Le cœur d'Hong Xiaoduo fit un bond : « Ce matin. Comment est-il ? Il est joli ? » Elle voulait confirmer si les enfants ne pouvaient vraiment pas voir le contenu affiché dessus.
Plusieurs enfants dirent qu'il était joli. Les plus grands étaient curieux ; ils ne l'avaient pas vu le porter avant. Venait-elle de l'acheter ? Ou l'avait-elle gardé sur elle sans le porter ? Ou peut-être quelqu'un le lui avait-il donné ?
« Mère, tu es blessée ! Ça fait mal ? » Yao Guang, en jouant avec le bracelet, découvrit le sang au bout du doigt d'Hong Xiaoduo et demanda immédiatement, nerveuse.
Hong Xiaoduo leva la main et regarda, puis se souvint qu'elle avait oublié de le bander : « Ce n'est pas vraiment une blessure ; quelque chose m'a piquée, je suppose. »
Yu Heng trouva vite un morceau de tissu de coton propre dans son sac et le lui banda soigneusement.
Voyant les expressions inquiètes et attentionnées des enfants, le cœur d'Hong Xiaoduo se réchauffa.
Tian Quan cherchait encore minutieusement sur le tabouret, se demandant s'il n'y aurait pas une écharde de bois.
« Tian Shu, nous ne pouvons pas traîner sur la route ces deux jours ; nous devons atteindre le bourg de Guanggu le plus vite possible. » dit Hong Xiaoduo à l'enfant qui menait la charrette.
Tian Shu ne comprit pas pourquoi elle voulait soudain presser le pas, mais retint sa question, pensant qu'elle devait avoir ses raisons de le dire.
En fait, Hong Xiaoduo avait regardé le dernier affichage de sa montre-bracelet high-tech : il pleuvrait abondamment dans trois jours.

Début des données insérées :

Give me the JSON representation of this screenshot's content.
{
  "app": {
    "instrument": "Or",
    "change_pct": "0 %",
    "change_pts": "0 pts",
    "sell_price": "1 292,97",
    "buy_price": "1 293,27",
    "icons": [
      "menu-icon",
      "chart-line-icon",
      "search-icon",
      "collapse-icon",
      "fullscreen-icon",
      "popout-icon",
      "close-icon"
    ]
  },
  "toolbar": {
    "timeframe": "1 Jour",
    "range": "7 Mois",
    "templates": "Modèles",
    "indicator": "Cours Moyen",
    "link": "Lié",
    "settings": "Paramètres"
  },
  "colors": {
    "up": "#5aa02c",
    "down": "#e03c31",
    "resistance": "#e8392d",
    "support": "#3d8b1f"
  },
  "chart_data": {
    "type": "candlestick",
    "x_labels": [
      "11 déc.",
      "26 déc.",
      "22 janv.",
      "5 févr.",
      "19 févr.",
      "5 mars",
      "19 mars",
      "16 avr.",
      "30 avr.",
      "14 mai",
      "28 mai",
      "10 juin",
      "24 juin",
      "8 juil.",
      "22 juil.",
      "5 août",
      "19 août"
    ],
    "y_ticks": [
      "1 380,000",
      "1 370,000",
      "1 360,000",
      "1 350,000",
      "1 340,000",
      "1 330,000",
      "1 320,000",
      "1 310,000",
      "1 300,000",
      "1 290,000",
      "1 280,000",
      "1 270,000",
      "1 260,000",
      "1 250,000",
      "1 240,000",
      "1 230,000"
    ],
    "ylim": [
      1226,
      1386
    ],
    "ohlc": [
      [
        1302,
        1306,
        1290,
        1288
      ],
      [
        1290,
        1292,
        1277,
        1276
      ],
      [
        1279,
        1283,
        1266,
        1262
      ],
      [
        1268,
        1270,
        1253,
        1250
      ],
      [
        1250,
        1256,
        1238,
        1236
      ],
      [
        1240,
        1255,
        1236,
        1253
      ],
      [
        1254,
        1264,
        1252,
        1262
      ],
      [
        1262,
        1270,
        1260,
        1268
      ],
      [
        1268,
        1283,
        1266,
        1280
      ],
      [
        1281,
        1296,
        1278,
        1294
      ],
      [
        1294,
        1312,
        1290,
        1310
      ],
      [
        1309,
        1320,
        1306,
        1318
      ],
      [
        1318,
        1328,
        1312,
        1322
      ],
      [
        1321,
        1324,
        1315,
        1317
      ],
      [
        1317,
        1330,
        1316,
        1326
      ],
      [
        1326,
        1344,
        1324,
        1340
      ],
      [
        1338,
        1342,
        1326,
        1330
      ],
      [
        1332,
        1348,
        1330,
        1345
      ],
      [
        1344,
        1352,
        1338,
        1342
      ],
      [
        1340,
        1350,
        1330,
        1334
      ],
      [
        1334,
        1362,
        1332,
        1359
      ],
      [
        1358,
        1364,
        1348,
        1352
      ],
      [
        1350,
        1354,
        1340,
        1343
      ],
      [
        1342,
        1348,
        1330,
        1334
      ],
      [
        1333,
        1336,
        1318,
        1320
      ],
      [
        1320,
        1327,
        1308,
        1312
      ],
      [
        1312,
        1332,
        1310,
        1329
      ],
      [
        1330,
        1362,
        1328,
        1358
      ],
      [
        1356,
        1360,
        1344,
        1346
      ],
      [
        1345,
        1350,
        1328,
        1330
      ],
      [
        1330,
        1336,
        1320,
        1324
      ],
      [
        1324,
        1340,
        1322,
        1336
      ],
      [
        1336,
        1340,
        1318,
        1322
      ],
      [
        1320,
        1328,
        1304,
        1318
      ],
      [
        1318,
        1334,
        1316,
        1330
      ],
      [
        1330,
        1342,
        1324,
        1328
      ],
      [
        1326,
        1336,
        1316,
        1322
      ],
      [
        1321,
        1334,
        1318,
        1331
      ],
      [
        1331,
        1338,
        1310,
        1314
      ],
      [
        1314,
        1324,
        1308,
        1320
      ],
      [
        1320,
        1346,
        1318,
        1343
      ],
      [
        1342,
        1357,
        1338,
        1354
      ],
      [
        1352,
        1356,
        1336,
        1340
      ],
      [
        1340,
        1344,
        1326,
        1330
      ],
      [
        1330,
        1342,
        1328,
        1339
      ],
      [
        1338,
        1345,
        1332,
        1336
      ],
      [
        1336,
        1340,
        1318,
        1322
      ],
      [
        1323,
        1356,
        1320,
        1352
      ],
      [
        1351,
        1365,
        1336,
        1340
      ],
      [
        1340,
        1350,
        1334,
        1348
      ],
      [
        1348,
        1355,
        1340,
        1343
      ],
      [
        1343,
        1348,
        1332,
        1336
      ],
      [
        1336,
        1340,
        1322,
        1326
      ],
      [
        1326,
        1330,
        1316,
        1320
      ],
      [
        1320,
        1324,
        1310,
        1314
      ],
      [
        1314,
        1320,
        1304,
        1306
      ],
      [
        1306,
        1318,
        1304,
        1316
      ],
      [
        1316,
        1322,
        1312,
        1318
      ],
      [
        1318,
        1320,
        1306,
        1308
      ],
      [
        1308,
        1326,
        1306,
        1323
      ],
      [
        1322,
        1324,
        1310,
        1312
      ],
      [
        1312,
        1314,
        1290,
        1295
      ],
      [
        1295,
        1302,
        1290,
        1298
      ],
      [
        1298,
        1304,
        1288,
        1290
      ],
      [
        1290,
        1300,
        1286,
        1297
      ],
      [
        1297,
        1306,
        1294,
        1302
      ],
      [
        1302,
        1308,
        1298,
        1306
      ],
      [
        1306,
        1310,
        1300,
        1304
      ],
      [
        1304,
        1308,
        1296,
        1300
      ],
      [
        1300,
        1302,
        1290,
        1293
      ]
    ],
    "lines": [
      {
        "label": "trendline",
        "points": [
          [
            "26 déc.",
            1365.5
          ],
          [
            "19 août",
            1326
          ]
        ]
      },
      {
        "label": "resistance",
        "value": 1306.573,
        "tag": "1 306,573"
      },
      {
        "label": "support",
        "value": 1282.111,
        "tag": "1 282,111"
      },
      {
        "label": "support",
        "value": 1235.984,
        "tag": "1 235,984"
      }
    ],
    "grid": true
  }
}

L'hiver allait arriver, et elle ne voulait pas voyager avec les enfants sous la pluie. Atteindre cette ville, trouver une auberge pour loger, et attendre que le temps s'améliore avant de continuer ne serait pas une mauvaise idée.
Avec cette bonne chose à son poignet, les enfants souffriraient moins sur la route. La charrette allait bien, mais principalement Tian Shu, qui la conduisait, avait acheté une cape de pluie pour se protéger, mais il n'y avait vraiment pas besoin de voyager sous la pluie.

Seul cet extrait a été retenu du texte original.